Namun, sampai saat ini pasar penyeimbang belum berhasil menurunkan harga meskipun barang pokok yang dijual ludes dibeli masyarakat. Namun, pasar penyeimbang bukan pasar utama yang mampu memenuhi permintaan, selalu terjadi kekurangan.
”Memang tidak bisa langsung, tetapi paling tidak kehadiran pasar penyeimbang bisa membantu masyarakat, khususnya yang kurang mampu. Apalagi, di sini semuanya terjangkau karena disubsidi,” ujar Edy.
Ironi
Kenaikan harga beras dilihat sebagai bentuk ironi karena Kalteng didapuk sebagai lumbung pangan nasional sejak kehadiran Program Strategis Nasional (PSN) yang dikenal dengan sebutan food estate.
Terdapat dua komoditas utama dalam program tersebut, yakni padi dan singkong. Program singkong kini ditanami jagung di lahan seluas lebih kurang 600 hektar, sedangkan komoditas padi dibagi menjadi dua bagian.
Seharusnya dengan luas produksi ditambah, produksi beras di Kalteng menjadi berlimpah. Namun, kenyataan justru sebaliknya.
Pertama, program intensifikasi atau mengintensifkan kembali sawah petani yang sudah ada luasnya di Kalteng mencapai lebih kurang 31.000 hektar di dua kabupaten, yakni Kapuas dan Pulang Pisau. Program kedua disebut ekstensifikasi atau pembuatan sawah di lahan baru yang luasnya, sampai saat ini, mencapai 16.644 hektar (Kompas.id, 9 Oktober 2022).
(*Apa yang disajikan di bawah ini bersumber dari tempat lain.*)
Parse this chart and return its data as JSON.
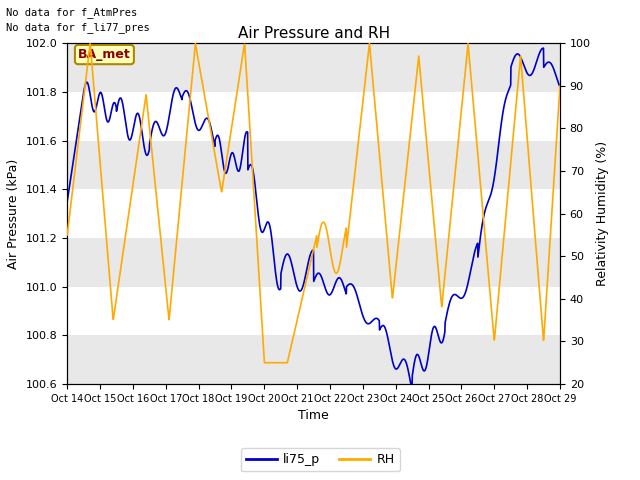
{
  "title": "Air Pressure and RH",
  "xlabel": "Time",
  "ylabel_left": "Air Pressure (kPa)",
  "ylabel_right": "Relativity Humidity (%)",
  "annotation_line1": "No data for f_AtmPres",
  "annotation_line2": "No data for f_li77_pres",
  "box_label": "BA_met",
  "ylim_left": [
    100.6,
    102.0
  ],
  "ylim_right": [
    20,
    100
  ],
  "yticks_left": [
    100.6,
    100.8,
    101.0,
    101.2,
    101.4,
    101.6,
    101.8,
    102.0
  ],
  "yticks_right": [
    20,
    30,
    40,
    50,
    60,
    70,
    80,
    90,
    100
  ],
  "xtick_labels": [
    "Oct 14",
    "Oct 15",
    "Oct 16",
    "Oct 17",
    "Oct 18",
    "Oct 19",
    "Oct 20",
    "Oct 21",
    "Oct 22",
    "Oct 23",
    "Oct 24",
    "Oct 25",
    "Oct 26",
    "Oct 27",
    "Oct 28",
    "Oct 29"
  ],
  "color_blue": "#0000cc",
  "color_orange": "#ffaa00",
  "legend_entries": [
    "li75_p",
    "RH"
  ],
  "background_gray": "#e8e8e8",
  "white_band_color": "#ffffff"
}
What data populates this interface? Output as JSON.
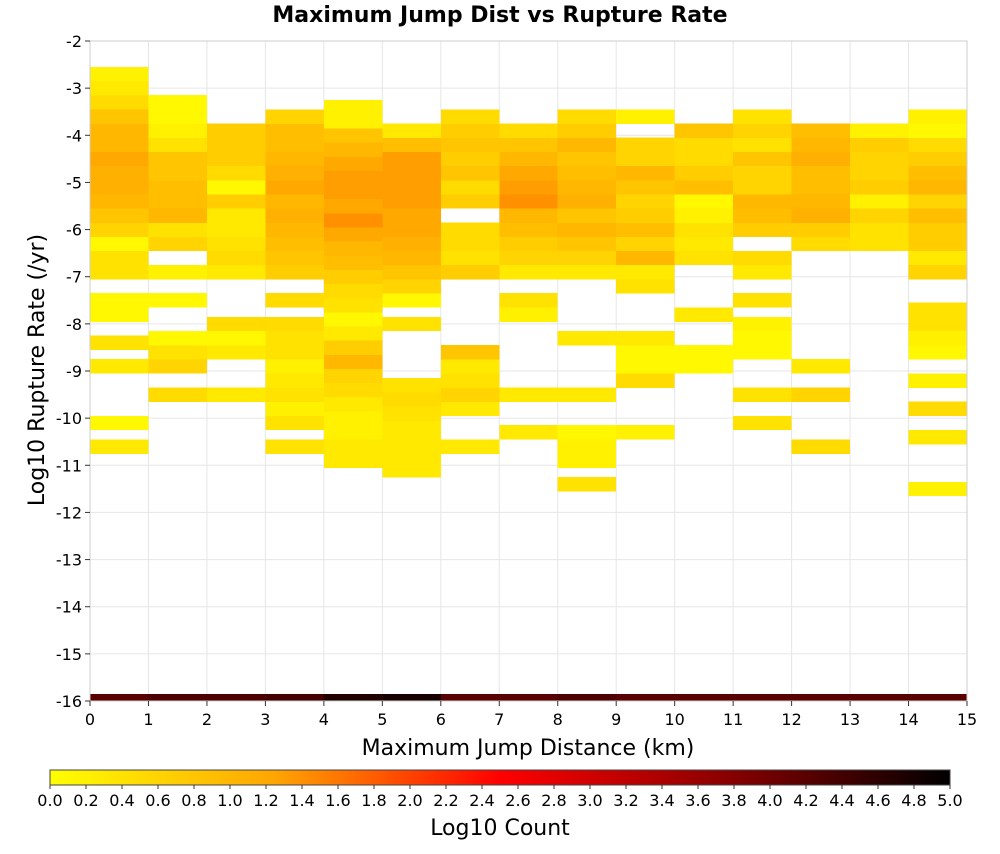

Direktur Save Our Borneo Muhammad Habibi mengungkapkan, seharusnya dengan luas produksi ditambah, produksi beras di Kalteng menjadi berlimpah. Namun, kenyataan justru sebaliknya.
”Ada kegagalan dalam proyek ini, terutama yang singkong. Ini menunjukkan ketidakseriusan pemerintah dalam mengurus pangan,” kata Habibi.